A saída de João Félix tornou-se depois o principal ponto de discórdia. “Assim que deu nas vistas enviaram emissários a todos os clubes a ver quando vendiam. Andava Vieira em Itália a dizer que ele ia ser o próximo Ronaldo. Depois em julho diz que não queria vender. Na prática, assim que um jogador começa a dar nas vistas, todos os intermediários começam a bater nas portas para vender. Se não fosse, tínhamos mantido alguns jogadores” ,disse Benítez.”Acredita que para vendê-lo tínhamos de bater à porta de alguém? Está a desprezar o valor do João Félix? Deu o pior exemplo de todos. Está a falar de uma venda de 120 milhões de euros e está a contestá-la? Acha que um clube em Portugal pode não fazer uma venda de 120 milhões de euros? Vendemos o jogador e provocámos essa venda? Foi o pior exemplo”, respondeu Rui Costa.

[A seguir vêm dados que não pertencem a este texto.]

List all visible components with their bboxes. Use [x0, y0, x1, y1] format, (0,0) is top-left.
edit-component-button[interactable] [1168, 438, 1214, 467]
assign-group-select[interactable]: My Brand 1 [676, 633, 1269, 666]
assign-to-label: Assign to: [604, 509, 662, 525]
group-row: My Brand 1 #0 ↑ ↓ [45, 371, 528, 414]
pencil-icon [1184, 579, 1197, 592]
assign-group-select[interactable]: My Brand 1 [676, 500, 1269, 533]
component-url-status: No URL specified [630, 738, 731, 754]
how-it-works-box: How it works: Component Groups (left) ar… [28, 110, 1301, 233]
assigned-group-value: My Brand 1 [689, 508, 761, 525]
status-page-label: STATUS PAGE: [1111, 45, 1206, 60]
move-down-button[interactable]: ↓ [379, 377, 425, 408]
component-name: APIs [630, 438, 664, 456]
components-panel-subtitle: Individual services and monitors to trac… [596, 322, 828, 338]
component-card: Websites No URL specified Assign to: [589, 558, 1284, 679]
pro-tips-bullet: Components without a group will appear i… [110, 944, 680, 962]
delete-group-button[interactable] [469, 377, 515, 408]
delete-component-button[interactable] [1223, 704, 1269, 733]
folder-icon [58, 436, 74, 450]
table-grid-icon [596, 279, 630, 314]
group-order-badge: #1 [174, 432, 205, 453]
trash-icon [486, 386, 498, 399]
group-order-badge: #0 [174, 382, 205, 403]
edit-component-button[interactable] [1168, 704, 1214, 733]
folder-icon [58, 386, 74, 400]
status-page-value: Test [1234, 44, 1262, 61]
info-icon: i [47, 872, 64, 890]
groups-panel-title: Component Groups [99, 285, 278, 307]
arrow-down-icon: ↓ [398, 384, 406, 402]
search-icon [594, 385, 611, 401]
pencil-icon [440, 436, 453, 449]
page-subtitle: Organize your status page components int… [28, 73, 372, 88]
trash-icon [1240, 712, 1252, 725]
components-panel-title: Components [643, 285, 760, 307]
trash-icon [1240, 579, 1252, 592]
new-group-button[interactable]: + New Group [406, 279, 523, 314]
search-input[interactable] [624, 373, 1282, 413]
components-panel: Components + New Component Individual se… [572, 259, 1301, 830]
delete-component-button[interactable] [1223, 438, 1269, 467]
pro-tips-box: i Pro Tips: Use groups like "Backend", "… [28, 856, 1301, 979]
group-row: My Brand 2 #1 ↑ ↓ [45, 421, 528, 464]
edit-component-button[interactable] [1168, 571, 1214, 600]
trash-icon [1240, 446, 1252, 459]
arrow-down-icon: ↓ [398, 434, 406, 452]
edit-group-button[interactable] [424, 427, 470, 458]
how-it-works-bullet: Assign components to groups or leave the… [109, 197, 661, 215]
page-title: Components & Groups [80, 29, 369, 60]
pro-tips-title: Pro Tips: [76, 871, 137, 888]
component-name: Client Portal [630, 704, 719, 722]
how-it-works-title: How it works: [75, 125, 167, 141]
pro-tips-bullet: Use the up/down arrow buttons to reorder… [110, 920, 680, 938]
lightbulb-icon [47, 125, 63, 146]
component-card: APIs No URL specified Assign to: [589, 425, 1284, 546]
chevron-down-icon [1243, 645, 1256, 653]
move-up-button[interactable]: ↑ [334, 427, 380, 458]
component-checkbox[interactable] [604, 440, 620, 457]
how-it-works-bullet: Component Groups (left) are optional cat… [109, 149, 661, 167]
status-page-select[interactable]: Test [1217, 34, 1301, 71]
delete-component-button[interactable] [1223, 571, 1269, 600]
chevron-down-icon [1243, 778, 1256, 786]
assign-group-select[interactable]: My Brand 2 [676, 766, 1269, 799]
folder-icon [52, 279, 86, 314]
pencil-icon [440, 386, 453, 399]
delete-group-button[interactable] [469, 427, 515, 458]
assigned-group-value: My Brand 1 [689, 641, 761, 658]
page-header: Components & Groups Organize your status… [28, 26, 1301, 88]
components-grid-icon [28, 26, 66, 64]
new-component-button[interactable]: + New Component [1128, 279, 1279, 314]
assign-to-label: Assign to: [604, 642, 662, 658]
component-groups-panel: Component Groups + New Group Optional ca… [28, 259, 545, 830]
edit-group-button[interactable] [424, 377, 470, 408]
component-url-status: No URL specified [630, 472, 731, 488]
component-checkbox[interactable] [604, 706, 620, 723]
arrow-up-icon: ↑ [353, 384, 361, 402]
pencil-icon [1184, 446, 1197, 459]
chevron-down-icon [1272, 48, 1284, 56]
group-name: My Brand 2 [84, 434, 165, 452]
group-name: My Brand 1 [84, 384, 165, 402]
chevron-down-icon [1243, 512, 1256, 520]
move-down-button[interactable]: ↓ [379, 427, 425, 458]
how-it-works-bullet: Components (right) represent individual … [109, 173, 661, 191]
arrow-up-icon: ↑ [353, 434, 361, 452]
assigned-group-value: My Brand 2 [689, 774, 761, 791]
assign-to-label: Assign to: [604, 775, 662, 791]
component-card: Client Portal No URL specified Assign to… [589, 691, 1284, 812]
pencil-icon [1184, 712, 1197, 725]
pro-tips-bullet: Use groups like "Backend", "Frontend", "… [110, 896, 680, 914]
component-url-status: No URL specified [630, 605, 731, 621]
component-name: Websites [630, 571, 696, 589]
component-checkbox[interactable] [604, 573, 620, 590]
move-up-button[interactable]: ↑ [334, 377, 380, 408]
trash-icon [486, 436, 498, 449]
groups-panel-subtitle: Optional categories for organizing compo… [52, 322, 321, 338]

O tema FootLab e um possível regresso antecipado à Luz (ainda como jogador)

A fase final do debate foi feita com perguntas dos candidatos entre si e foi também nesse momento que Rui Costa engrossou o discurso em dois momentos: quando Francisco Benítez apontou que poderia ter voltado mais cedo ao Benfica e quando questionou a eventual parceria entre o clube e a FootLab.

“Como podia ter voltado antes? Sabe por que regressou o Nuno Gomes? Porque rescindiu, a Fiorentina entrou em falência. O Benfica tinha 45 milhões em 2000 para me contratar? Se tivesse, tinha vindo mais cedo. A questão não fui eu, foi o meu valor, que felizmente consegui alguma coisa na vida. Fui da Fiorentina para o AC Milan com 29 anos por 43 milhões de euros. O Benfica estava em condições de me contratar?”, salientou. “Eu não sou nem a FootLab é parceira do Benfica. A única vez que alguma coisa do Benfica entrou no FootLab foram os campos de férias do Benfica a preços mínimos. Está a confundir isso com uma escola de Linda-a-Velha que paga ao Benfica para lá ir treinar. Se quiser ponho aqui contratos de administrador com prémios de campeão que nunca recebi por opção própria. Não ia agora sujar as minhas mãos ou enganar o meu clube com comissões ou alugueres de campo de 60 euros… Não estrago a relação com o clube por nada, muito menos por uma parceria de 200 ou 300 euros”, acrescentou.